Nel caso in cui il contratto di locazione sia stato scritto e registrato ma riporti un prezzo inferiore, a titolo di canoni, rispetto ad un eventuale secondo accordo stipulato sottobanco (che contenga, invece, la previsione di un canone in nero più elevato), il padrone di casa non potrà agire nei confronti dell’inquilino, per ottenere i maggiori importi concordati, in quanto tale secondo accordo è nullo e, quindi, mancherebbe un valido titolo da portare a fondamento della propria pretesa.
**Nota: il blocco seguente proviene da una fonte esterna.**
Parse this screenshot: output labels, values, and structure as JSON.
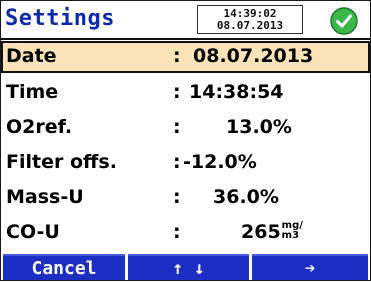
{
  "header": {
    "title": "Settings",
    "time": "14:39:02",
    "date": "08.07.2013",
    "status_icon": "check-circle-icon",
    "status_color": "#3cb84a"
  },
  "rows": [
    {
      "label": "Date",
      "colon": ":",
      "value": "08.07.2013",
      "selected": true
    },
    {
      "label": "Time",
      "colon": ":",
      "value": "14:38:54"
    },
    {
      "label": "O2ref.",
      "colon": ":",
      "value": "13.0%"
    },
    {
      "label": "Filter offs.",
      "colon": ":",
      "value": "-12.0%"
    },
    {
      "label": "Mass-U",
      "colon": ":",
      "value": "36.0%"
    },
    {
      "label": "CO-U",
      "colon": ":",
      "value": "265",
      "unit_top": "mg",
      "unit_bottom": "m3"
    }
  ],
  "softkeys": {
    "cancel": "Cancel",
    "updown": "↑ ↓",
    "next": "➔"
  },
  "colors": {
    "title": "#0f2aa8",
    "selected_row": "#fbe3b8",
    "softkey_bg": "#1d2ec2"
  }
}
Viceversa, l’inquilino potrà richiedere la restituzione di tutte le maggiori somme già versate: e ciò perché, a detta della Cassazione, la nullità del contratto non registrato vale solo per il conduttore e non per il locatore.

Come stabilito dalla Suprema Corte, ove il contratto di locazione sia stato registrato, ma contestualmente ad esso o successivamente sia stato concordato un corrispettivo superiore rispetto a quello “ufficiale”, il patto sottobanco è nullo per il locatore ma valido per il locatario.